Max Richter: Sleep (Digital, Deutsche Grammaphon, September 2015)


So, yeah, a few things we have mention is that this is over 8 hours long, it was developed in collaboration with the celebrity neuroscientist David Eagleman, and you're meant to sleep through it. Also worth mentioning is that it's bloody lovely. There are 31 compositions for piano and string ensemble (which still average over a quarter of an hour long, maths fans), many of them variations on a handful of simple themes. If you imagine taking your favourite moments from, say, The Blue Notebooks and spinning them out to a geological timescale, this is roughly what you'd get. It'll be no surprise if I say that this is an unusually unhurried affair: transitions which might take minutes in a regular work happen over tens of minutes here, giving the whole thing a sort of geological timescale. It'll also be no surprise that this would be pretty frustrating if you sat down to just listen to the thing. But as something to doze to, or to have in the background while working, it's relaxing, gently uplifting, and has moments of real beauty.
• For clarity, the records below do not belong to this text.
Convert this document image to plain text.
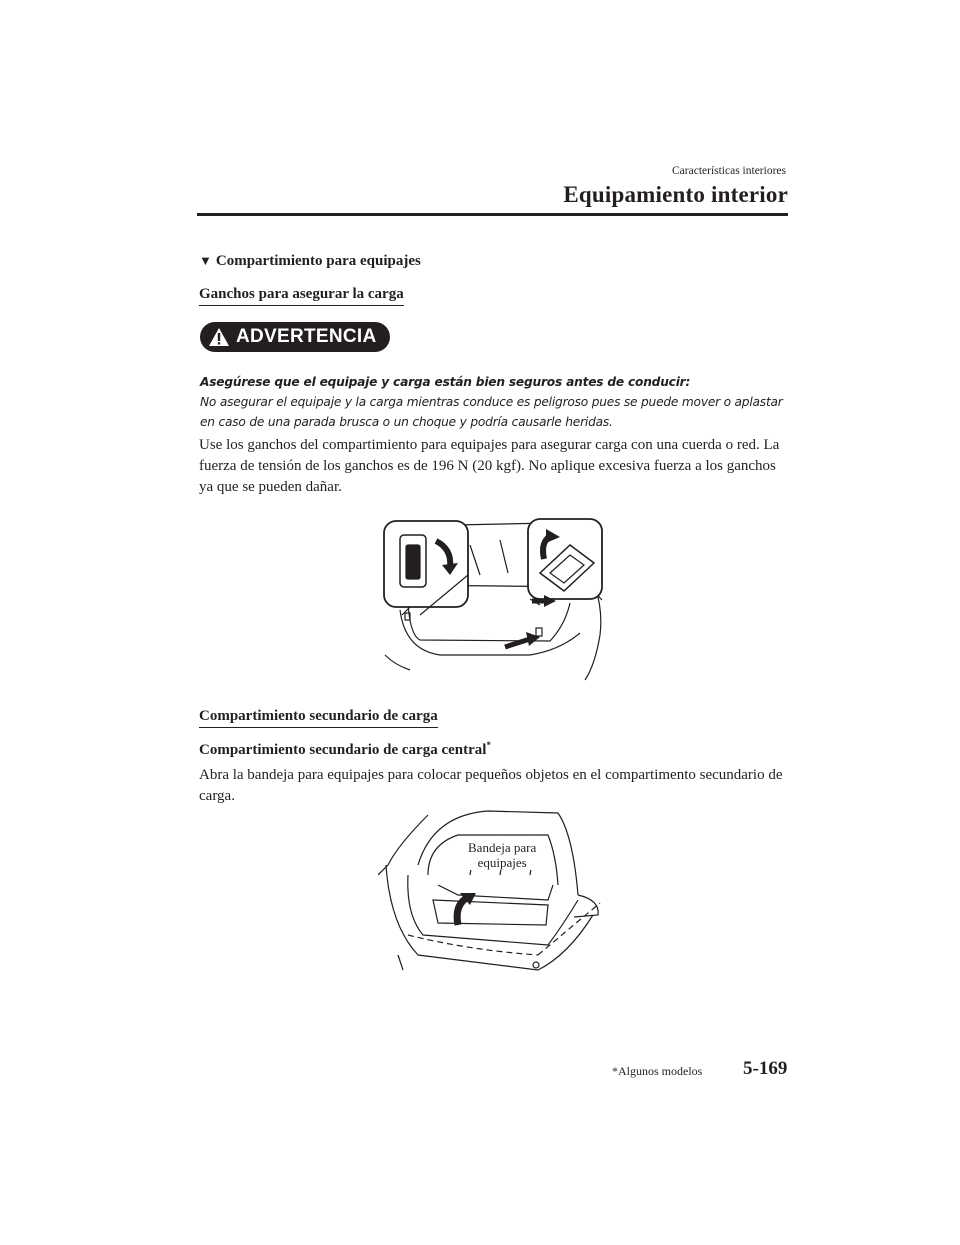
Características interiores
Equipamiento interior
▼ Compartimiento para equipajes
Ganchos para asegurar la carga
ADVERTENCIA
Asegúrese que el equipaje y carga están bien seguros antes de conducir:
No asegurar el equipaje y la carga mientras conduce es peligroso pues se puede mover o aplastar en caso de una parada brusca o un choque y podría causarle heridas.
Use los ganchos del compartimiento para equipajes para asegurar carga con una cuerda o red. La fuerza de tensión de los ganchos es de 196 N (20 kgf). No aplique excesiva fuerza a los ganchos ya que se pueden dañar.
Compartimiento secundario de carga
Compartimiento secundario de carga central*
Abra la bandeja para equipajes para colocar pequeños objetos en el compartimento secundario de carga.
Bandeja para
equipajes
*Algunos modelos 5-169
I bought this from iTunes, which is the only option mentioned on the label's website, although I have since found that it's now available for download on a variety of services. It's also been released as a 9-CD box set... although, unless you happen to have a massive CD changer to load it all into, the latter option seems to slightly miss the point. And there's a one-hour version that's available on streaming sites and as a single CD, for the lightweights.